Sommaruga Carlo · Ständerat · Genf · Sozialdemokratische Fraktion · 2024-05-30

Wortprotokoll

Le statut particulier des frontaliers - qui, par définition, résident sur le territoire d'une juridiction fiscale et travaillent sur le territoire d'une autre; l'introduction en 2019, par la France, de l'imposition à la source du revenu de l'activité lucrative applicable à tout employeur de travailleurs résidant en France - donc théoriquement applicable aussi aux employeurs suisses de frontaliers français, ce qui est contraire à notre ordre juridique; et le développement du télétravail dès la pandémie en 2020 - qui a abouti à ce qu'une partie du travail des frontaliers français ait lieu non plus en Suisse mais en France: tout cela a créé ce que j'appellerais un micmac quant à la fiscalité des frontaliers, entre la France et la Suisse.

En raison du conflit des lois nationales, du risque de perte de substance fiscale pour la Confédération et les cantons concernés et de la nécessité de poser un cadre légal assurant la sécurité juridique pour les salariés frontaliers français - qui sont aujourd'hui près de 230[NB]000 - et les employeurs de ceux-ci, il y avait urgence à résoudre rapidement la situation. C'est ce que le Conseil fédéral s'est empressé de faire, en collaboration avec les cantons concernés, d'abord avec des accords amiables temporaires pendant la pandémie, puis de manière définitive, avec l'avenant du 27 juin 2023 à la convention contre les doubles impositions entre la Suisse et la France du 9 septembre 1966, que le Conseil fédéral nous invite à ratifier par l'adoption de l'arrêté qui est soumis à notre décision aujourd'hui.

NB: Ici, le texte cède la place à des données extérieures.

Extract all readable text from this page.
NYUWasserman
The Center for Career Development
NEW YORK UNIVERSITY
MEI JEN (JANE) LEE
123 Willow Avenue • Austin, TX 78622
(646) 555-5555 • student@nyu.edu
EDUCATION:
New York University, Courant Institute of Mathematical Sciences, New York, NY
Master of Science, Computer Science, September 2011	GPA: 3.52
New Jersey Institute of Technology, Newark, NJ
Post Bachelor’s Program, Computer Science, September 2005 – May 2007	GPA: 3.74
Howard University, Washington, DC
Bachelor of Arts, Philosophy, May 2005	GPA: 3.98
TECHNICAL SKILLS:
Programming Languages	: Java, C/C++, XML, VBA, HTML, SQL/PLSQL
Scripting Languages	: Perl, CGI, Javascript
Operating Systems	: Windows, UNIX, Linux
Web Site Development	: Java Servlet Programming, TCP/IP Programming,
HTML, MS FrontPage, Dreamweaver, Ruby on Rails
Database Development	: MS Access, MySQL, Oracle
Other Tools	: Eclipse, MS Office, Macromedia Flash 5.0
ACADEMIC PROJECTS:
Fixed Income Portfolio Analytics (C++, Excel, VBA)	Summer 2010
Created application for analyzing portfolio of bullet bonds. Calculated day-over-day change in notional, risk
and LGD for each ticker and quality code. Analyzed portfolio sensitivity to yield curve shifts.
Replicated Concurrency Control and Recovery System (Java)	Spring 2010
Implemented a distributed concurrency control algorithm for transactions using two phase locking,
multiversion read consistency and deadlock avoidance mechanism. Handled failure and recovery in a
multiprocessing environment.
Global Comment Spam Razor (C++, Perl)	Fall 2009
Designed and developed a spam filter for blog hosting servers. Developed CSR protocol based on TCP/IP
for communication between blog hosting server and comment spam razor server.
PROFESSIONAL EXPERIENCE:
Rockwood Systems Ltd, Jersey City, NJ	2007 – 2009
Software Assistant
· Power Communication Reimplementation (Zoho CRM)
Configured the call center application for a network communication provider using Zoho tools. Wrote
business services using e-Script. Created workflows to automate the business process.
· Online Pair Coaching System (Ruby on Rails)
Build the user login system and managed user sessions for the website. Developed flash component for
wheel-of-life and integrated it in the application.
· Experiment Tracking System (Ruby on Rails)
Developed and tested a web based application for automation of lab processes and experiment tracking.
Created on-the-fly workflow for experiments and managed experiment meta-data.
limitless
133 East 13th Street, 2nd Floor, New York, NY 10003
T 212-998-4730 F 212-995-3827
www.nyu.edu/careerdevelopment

Avant d'examiner l'avenant à ratifier et l'arrêté à approuver, j'aimerais brièvement souligner les diverses étapes qui ont précédé la signature de l'avenant. Lors de la survenance de la pandémie, dans l'esprit des recommandations de l'OCDE, la Suisse a conclu des accords amiables temporaires avec les Etats voisins, dont la France. L'objectif était, malgré le télétravail imposé par les restrictions de mouvement liées à la pandémie, de maintenir l'assiette fiscale de la Suisse. La validité initiale de l'accord amiable avec la France courait jusqu'au 31 décembre 2020. En raison de la deuxième vague de COVID-19, il a été prolongé une première fois jusqu'au 31 décembre 2022, dans le but de trouver une solution à long terme pour le travail effectué dans les deux Etats. [PAGE 380]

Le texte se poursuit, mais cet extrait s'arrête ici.